GSA Annual Meeting, November 5-8, 2001

Paper No. 0
Presentation Time: 9:00 AM

PRINCETON GEOLOGIST ARNOLD GUYOT (1807-1884): READING THE EARTH AS THE ULTIMATE HISTORICAL TEXT


WILSON, Philip K., Humanities Department, H134, Penn State College of Medicine, Milton S. Hershey Medical Center, 500 University Drive, Hershey, PA 17033-2390, pwilson@psu.edu

This paper focuses upon Arnold Guyot's nineteenth-century conceptualization of the earth's usefulness to the study of geology and history. Guyot's scholarly pursuits at the University of Berlin exposed him to the Naturphilosophie of Romantic science. The lasting influences of G.W.F. Hegel's philosophy of history, Alexander von Humboldt's comprehensive earth science, and Carl Ritter's anthropocentric geography are discussed. In particular, the historical perspective that Guyot gained in Berlin is shown to have remained central to his philosophical view of both the earth and its inhabitants throughout his career.

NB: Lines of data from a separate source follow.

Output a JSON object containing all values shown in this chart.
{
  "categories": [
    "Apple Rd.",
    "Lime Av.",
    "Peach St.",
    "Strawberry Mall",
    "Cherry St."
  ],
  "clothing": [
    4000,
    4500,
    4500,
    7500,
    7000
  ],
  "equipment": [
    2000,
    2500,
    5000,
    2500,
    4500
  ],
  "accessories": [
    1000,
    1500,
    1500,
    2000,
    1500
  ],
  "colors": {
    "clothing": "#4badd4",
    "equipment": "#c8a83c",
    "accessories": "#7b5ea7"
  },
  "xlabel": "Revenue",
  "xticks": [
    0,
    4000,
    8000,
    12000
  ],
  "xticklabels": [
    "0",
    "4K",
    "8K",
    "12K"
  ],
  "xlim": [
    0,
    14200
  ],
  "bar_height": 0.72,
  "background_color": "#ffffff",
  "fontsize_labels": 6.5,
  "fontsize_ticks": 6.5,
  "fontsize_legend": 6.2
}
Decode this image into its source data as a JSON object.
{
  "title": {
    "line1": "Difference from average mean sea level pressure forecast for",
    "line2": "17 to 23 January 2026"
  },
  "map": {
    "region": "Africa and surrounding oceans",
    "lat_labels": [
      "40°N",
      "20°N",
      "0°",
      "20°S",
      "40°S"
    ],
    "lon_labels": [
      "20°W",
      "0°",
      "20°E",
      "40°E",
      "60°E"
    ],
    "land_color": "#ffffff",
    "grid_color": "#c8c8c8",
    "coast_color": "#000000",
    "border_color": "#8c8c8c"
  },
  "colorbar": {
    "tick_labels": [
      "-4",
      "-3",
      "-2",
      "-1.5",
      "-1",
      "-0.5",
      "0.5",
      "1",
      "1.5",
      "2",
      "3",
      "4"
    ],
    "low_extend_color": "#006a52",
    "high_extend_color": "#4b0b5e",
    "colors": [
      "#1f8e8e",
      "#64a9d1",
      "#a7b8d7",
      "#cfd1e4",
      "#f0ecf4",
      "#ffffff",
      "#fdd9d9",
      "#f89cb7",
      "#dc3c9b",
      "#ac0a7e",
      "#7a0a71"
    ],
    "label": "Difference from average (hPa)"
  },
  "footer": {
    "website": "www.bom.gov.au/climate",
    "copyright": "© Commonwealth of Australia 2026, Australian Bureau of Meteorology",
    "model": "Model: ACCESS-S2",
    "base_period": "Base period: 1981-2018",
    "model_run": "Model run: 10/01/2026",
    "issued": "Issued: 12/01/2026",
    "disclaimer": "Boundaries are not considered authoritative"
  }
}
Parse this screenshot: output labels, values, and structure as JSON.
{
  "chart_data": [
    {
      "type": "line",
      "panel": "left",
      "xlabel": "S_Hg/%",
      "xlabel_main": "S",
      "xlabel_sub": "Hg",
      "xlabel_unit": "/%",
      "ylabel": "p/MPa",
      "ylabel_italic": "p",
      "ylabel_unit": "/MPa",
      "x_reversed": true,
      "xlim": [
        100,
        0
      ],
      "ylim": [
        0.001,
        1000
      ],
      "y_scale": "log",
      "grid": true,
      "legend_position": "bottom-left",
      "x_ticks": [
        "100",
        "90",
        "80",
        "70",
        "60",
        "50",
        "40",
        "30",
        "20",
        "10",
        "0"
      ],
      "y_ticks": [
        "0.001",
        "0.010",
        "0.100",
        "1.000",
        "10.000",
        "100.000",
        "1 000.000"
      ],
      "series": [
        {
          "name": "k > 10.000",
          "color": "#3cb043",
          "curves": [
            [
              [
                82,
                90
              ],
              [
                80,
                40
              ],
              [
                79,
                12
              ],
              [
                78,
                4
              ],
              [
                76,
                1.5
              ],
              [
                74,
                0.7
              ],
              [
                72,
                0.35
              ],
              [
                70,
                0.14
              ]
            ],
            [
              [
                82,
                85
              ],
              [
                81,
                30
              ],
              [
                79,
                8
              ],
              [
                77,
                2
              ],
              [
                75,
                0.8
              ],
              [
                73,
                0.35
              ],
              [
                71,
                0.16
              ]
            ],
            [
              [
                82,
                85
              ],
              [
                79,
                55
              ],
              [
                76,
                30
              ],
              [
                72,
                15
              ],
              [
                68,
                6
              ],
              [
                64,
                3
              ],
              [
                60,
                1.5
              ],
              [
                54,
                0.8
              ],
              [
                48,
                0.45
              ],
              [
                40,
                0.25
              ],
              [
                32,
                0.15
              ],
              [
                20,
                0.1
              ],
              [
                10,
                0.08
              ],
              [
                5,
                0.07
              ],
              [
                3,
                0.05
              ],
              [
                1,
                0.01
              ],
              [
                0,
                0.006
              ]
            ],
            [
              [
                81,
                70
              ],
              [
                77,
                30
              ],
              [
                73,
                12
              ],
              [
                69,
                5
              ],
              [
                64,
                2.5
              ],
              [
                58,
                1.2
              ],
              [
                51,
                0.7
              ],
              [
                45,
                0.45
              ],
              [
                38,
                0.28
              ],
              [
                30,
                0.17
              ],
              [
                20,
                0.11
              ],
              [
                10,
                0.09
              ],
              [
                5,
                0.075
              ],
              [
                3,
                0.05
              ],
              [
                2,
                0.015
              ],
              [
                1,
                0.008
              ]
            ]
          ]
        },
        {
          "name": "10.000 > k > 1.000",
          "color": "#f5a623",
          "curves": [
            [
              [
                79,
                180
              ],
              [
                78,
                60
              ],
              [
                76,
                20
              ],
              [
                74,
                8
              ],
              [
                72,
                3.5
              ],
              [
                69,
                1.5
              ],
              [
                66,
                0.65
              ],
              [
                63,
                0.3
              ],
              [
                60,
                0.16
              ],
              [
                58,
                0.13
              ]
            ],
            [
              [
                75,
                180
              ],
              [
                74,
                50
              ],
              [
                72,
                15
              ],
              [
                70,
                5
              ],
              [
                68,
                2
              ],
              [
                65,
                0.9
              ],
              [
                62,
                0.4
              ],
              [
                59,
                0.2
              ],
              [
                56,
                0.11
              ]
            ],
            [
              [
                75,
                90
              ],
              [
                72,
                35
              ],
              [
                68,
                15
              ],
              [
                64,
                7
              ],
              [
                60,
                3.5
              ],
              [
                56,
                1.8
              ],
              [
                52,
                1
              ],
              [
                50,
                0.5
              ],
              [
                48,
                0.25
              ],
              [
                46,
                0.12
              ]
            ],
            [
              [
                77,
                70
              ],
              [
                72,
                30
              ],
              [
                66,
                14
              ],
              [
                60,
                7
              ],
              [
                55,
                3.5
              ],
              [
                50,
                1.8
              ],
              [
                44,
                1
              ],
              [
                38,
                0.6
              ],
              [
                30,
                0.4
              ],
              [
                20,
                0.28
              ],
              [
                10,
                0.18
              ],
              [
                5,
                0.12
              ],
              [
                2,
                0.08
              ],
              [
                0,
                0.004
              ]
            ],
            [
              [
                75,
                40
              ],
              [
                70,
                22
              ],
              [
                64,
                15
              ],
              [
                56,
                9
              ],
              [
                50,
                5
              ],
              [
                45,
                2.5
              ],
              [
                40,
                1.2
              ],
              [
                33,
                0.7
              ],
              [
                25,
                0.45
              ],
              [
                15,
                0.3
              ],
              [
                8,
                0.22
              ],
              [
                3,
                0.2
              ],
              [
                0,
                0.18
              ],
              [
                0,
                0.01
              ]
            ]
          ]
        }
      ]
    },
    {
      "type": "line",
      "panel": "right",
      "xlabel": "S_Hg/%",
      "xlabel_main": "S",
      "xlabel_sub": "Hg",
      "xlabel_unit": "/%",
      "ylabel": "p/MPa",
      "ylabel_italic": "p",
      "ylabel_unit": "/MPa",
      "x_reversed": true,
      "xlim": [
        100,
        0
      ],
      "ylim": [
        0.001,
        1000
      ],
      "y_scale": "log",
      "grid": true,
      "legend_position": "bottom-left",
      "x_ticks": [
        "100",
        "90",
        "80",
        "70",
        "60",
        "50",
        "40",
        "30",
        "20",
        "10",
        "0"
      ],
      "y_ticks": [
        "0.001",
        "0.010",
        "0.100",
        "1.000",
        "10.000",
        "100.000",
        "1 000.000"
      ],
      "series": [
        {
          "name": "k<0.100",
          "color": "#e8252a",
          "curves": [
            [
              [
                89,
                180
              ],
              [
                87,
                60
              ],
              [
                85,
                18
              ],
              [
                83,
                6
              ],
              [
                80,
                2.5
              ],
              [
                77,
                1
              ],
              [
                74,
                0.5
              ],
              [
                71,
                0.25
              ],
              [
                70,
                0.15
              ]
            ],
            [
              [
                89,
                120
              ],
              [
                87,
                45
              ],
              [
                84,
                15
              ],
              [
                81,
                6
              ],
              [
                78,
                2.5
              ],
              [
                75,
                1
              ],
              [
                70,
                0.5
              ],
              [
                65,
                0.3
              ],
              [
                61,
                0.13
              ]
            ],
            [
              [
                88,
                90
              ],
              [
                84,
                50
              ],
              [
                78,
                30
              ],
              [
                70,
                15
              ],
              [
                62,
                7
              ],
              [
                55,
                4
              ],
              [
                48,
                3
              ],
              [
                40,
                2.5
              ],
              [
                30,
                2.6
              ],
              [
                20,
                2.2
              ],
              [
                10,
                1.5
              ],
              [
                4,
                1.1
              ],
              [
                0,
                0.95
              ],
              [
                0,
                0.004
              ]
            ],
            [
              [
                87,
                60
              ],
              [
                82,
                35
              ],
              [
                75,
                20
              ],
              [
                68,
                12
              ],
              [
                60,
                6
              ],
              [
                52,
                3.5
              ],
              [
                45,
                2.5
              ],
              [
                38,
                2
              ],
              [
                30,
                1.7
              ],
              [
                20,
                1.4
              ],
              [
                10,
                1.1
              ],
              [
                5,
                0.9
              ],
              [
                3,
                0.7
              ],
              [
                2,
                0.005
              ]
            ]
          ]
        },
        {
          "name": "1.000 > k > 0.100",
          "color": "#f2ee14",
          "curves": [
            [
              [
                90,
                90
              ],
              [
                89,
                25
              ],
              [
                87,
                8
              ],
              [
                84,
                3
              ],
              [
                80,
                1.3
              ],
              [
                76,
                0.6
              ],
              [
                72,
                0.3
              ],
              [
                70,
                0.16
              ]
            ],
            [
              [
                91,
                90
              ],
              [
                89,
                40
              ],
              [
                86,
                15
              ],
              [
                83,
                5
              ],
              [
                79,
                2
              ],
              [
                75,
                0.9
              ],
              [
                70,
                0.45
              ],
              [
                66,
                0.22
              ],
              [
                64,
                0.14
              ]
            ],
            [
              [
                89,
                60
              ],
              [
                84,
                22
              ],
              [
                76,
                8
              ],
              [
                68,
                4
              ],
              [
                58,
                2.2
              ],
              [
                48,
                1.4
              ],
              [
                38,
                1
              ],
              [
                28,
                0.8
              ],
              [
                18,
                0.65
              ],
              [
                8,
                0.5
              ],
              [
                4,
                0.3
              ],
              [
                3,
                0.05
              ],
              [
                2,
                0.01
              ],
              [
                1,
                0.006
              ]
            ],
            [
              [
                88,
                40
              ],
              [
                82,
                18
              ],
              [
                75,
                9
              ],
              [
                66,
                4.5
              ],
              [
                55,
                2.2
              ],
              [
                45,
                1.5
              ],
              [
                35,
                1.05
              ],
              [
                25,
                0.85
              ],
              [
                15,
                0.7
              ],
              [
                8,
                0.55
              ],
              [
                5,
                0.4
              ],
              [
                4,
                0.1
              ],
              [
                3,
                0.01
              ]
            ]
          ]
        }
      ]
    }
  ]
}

Guyot returned to his Swiss homeland to teach history, historical geology and physical geography at the Academy of Neuchatel for nearly a decade before the 1848 Revolution prompted him and his colleague, Louis Agassiz, to leave for the United States. He became the founding professor of geology and geography at Princeton University where he remained until his death (1884). For this presentation, Guyot's historical viewpoints are drawn from his popular geohistorical text, Earth and Man (1849) as well as from his Princeton geology lectures.

Guyot's professional activities exemplify how geologists of his era perceived the earth both in terms of its own historical evolution and as a platform upon which the history of mankind progressed. Particular attention is focused on the contemporary scientific theory that perceived the earth to be a dynamic, developing organism. Guyot's incorporation of this prevalent theory into his own important investigations into glacial motion and structure are discussed. Additionally, I describe his use of this theory to strengthen contemporary "ecological" beliefs that nature, mankind, and moral and intellectual life are all interconnected into a unified whole. Guyot's biography is used as a lens to examine how a single geological theory became integrated into interdisciplinary pursuits that spanned an entire career.